Execution Gap Risk

Definition:

Execution Gap Risk is the breakdown that occurs when a rule or requirement exists in theory but must be executed differently in practice, creating delays, friction, or failure in a transaction.

This is not about whether a rule exists.
It is about how that rule must be executed to satisfy third parties such as title companies, lenders, and insurers.

Where It Shows Up:

  • HOA requirements like Right of First Refusal
  • Title company clearance conditions
  • Septic, well, and access approvals on vacant land
  • Land division compliance under the Michigan Land Division Act
  • Short-term rental compliance during underwriting

Why It Matters:

Execution Gap Risk introduces time uncertainty, not outcome uncertainty.

The deal often still closes.
But:

  • timelines expand unpredictably
  • closing dates become unreliable
  • buyer and seller expectations break

Execution Gap Risk is invisible during listing and only becomes visible during execution.

This changes how a property must be evaluated.

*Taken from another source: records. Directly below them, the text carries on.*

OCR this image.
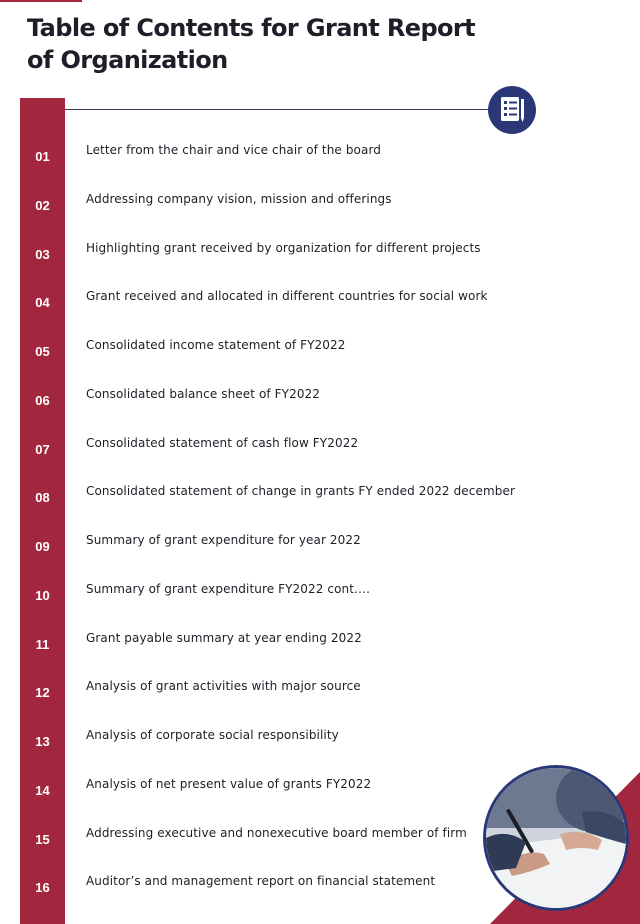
Table of Contents for Grant Report of Organization
01	Letter from the chair and vice chair of the board
02	Addressing company vision, mission and offerings
03	Highlighting grant received by organization for different projects
04	Grant received and allocated in different countries for social work
05	Consolidated income statement of FY2022
06	Consolidated balance sheet of FY2022
07	Consolidated statement of cash flow FY2022
08	Consolidated statement of change in grants FY ended 2022 december
09	Summary of grant expenditure for year 2022
10	Summary of grant expenditure FY2022 cont….
11	Grant payable summary at year ending 2022
12	Analysis of grant activities with major source
13	Analysis of corporate social responsibility
14	Analysis of net present value of grants FY2022
15	Addressing executive and nonexecutive board member of firm
16	Auditor’s and management report on financial statement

Northern Michigan Context:

In areas like Northport and Suttons Bay, this commonly appears in:

  • HOA-managed waterfront subdivisions
  • Rural properties with informal historical practices
  • Legacy parcels where process has been handled casually

Example pattern:

A subdivision informally handles a Right of First Refusal through an HOA president.
A title company requires certified mail to each owner with signed receipts.

Result:

  • 30–45 day delay
  • no change in outcome
  • material disruption to the closing timeline

Related Concepts:

  • Interpretation Gap Risk
  • Decision Fatigue
  • Access Friction

Decision Impact:

This concept should be applied before purchase, not after.

It changes how properties are filtered, not just how they are understood.